The Treasury, despite evidence to the contrary, are not stupid and I expect they know everyone will do this.  In a further mean-minded part of the Pre Budget Report they’ve announced that the annual and lifetime allowances for pension contributions will be “maintained” (i.e frozen and thus cut in real terms) for at least five years from 2010.  Probably the idea is to let everyone boost their pensions and then catch them with higher taxes when there is a sudden revival of the stock market which makes everyone overshoot the lifetime allowance for pension funds in a few years time.

Saving is currently at a 20-year low, and the Government has set itself one of its ridiculous targets to encourage greater pension provision.  If there was to be a sudden spike in pension contributions they could claim that they have overseen a magnificent return of prudence, without needing the incentives for savers which the Conservative Party has discussed.

There is one fly in the ointment.  If the tax changes had never happened, on a salary of £176,800, Montgomerie would have been taking home around £116,150 (it depends quite where the personal allowances would be for next year; we’ll assume they stayed flat).  On a salary of £100,000, Montgomerie has mitigated the tax changes, but now only has after-tax earnings of £70,070.  If he was planning to put the £46,080 difference into his pension anyway then he is no worse off, but it could still curtail his high-rolling lifestyle (cocktails on the Riviera, brass-rubbings in Wiltshire churchyards, that sort of thing).

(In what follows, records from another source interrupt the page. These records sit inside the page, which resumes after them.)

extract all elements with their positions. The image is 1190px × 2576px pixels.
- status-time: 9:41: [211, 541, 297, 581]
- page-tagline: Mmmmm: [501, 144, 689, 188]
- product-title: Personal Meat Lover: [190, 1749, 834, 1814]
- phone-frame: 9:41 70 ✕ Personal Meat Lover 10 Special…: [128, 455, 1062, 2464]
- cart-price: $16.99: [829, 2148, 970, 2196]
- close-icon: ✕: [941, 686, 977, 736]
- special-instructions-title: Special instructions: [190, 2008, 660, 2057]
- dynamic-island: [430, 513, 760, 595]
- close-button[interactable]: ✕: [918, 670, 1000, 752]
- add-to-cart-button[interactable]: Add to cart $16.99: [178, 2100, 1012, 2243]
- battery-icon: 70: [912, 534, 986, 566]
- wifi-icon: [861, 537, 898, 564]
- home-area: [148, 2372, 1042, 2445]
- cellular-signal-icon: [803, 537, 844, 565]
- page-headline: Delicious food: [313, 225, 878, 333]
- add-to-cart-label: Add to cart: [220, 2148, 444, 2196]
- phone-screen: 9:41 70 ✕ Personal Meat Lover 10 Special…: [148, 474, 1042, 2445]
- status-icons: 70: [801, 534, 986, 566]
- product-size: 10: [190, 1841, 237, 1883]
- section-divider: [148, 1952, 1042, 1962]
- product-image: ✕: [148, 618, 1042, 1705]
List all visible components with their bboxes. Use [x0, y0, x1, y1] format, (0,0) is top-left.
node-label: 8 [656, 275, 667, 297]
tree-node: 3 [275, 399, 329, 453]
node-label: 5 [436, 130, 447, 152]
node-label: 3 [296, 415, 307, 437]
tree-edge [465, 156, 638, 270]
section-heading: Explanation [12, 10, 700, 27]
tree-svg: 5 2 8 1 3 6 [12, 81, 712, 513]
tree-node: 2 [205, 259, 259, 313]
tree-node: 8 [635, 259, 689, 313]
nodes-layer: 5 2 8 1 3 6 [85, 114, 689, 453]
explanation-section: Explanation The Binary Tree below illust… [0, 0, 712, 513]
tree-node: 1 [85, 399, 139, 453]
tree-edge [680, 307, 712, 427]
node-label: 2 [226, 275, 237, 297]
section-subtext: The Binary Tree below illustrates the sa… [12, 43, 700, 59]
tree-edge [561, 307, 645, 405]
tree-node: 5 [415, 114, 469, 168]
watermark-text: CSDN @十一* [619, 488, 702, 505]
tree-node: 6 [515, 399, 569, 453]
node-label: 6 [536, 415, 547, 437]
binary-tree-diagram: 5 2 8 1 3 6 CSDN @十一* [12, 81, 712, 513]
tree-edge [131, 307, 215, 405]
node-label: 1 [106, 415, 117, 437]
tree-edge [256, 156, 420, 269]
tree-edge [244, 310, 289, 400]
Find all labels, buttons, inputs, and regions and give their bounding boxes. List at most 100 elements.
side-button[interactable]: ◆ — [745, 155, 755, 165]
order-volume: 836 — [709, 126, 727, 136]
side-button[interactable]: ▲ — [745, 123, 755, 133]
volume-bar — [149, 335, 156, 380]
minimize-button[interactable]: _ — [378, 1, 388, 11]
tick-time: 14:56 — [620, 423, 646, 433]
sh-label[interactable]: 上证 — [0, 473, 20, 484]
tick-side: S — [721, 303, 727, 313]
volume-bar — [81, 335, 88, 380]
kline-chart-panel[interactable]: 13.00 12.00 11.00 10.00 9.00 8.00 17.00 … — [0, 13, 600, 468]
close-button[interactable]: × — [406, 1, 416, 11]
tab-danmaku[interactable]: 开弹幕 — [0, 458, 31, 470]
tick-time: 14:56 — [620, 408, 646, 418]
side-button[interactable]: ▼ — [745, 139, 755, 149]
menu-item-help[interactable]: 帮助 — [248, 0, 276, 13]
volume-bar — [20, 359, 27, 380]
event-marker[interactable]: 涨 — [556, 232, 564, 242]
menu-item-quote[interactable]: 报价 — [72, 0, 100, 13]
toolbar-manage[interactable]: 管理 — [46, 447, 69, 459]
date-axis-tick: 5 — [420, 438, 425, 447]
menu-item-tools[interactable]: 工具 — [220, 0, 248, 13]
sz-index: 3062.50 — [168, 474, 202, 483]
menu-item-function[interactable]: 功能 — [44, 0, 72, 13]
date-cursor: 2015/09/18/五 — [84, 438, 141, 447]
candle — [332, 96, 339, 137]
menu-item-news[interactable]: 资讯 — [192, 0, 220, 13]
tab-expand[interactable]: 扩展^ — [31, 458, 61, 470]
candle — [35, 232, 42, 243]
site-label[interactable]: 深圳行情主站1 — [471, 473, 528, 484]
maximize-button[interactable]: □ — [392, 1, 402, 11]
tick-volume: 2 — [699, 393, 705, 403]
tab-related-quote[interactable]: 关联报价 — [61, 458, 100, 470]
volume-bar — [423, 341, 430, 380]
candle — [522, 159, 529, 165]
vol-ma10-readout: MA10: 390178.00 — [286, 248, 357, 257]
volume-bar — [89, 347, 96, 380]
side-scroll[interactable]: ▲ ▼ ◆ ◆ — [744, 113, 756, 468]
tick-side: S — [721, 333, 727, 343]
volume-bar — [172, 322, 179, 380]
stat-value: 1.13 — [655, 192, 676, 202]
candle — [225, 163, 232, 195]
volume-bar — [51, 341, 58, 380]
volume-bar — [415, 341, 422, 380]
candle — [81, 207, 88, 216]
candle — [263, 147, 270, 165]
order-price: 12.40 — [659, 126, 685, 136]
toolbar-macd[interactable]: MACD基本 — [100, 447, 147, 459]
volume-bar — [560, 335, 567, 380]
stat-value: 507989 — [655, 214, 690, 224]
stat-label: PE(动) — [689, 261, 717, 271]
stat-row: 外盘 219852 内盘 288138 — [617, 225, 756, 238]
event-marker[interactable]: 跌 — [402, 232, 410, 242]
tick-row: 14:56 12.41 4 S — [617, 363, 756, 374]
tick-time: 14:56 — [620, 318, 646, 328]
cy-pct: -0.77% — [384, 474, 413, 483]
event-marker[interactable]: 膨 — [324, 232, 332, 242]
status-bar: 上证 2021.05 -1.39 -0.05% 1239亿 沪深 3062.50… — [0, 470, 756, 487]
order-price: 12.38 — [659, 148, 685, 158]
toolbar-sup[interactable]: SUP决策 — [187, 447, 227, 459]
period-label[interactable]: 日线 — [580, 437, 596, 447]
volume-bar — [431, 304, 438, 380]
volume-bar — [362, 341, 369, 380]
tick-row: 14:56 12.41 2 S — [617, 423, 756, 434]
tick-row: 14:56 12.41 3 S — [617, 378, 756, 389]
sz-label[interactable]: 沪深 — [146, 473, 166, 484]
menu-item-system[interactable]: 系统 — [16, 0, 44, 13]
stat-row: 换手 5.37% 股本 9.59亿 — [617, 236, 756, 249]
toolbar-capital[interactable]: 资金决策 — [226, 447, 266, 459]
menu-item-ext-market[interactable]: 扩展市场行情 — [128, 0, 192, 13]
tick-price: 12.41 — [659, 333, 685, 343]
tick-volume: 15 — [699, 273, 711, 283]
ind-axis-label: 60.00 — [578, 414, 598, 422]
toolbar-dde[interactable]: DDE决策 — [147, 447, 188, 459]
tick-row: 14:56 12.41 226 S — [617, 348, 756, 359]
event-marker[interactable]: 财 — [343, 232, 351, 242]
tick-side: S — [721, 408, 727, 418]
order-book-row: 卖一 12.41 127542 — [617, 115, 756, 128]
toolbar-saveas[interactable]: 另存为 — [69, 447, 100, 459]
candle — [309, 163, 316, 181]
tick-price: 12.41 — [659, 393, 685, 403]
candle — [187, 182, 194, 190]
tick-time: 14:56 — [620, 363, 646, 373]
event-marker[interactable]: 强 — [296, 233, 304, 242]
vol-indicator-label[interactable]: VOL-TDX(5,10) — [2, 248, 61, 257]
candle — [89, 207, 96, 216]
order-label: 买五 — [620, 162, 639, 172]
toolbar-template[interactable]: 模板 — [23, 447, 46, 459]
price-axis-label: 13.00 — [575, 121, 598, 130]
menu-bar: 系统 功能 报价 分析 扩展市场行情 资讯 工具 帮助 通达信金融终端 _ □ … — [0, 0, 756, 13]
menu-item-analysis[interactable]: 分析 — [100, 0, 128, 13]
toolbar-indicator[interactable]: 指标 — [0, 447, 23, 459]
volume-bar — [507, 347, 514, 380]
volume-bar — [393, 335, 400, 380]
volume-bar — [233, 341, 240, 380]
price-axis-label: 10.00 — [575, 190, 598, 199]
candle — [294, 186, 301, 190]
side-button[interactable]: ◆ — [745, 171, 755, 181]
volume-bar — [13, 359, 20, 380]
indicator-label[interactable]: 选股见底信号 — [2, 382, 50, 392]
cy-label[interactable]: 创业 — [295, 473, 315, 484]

That would never do.  So, in fact, what will probably happen is something more like this:

  • Montgomerie sacrifices £76,800 of salary, taking him down to £100,000.
  • ConHome plc does not contribute the money to a personal pension; instead they pay it into an offshore employee benefit trust.  They will not receive a corporation tax deduction for this, which will leave them out of pocket.  Assuming they pay corporation tax at 30%, they will instead contribute (£76,800 – 30%=) £53,760.
  • The trust will lend Montgomerie £53,760 interest-free on soft non-recourse terms.
  • That will create a taxable benefit for Montgomerie of £3,360.  So he is treated as having earnings for tax purposes of £103,360 and has a slightly clawed-back personal allowance of £4,795.  He pays a total of £31,946 tax.
  • That still leaves Montgomerie with £68,054 after-tax earnings and the use of the £53,760 loan, giving him free cash of £121,814.
  • So Montgomerie has a better cash position – and the Government has collected less tax – than if the Pre Budget Report income tax “increases” had never happened.
  • If Montgomerie never repays the loan, it counts as a debt against his estate for inheritance tax purposes, and thus it is worth a further £21,504 to his family when he dies.
  • This is all perfectly legal and there is a large industry sitting in Jersey waiting for your telephone call.  In some parts of the world the global down-turn has been a little less global, and it hasn’t turned down.

It does make you wonder why the Treasury are bothering.  Or why we are getting into such a tizzy about it.  It’s never a good idea for an Opposition to let a discredited and unpopular Government start dictating the terms of the debate.

(PS – the brighter ones among you will have noticed that there is a question with the planning mentioned above as to what ConHome plc should do for Montgomerie in the second year.  That’s quite right.  But I’m not being paid for any of this, and you can work that out for yourselves.)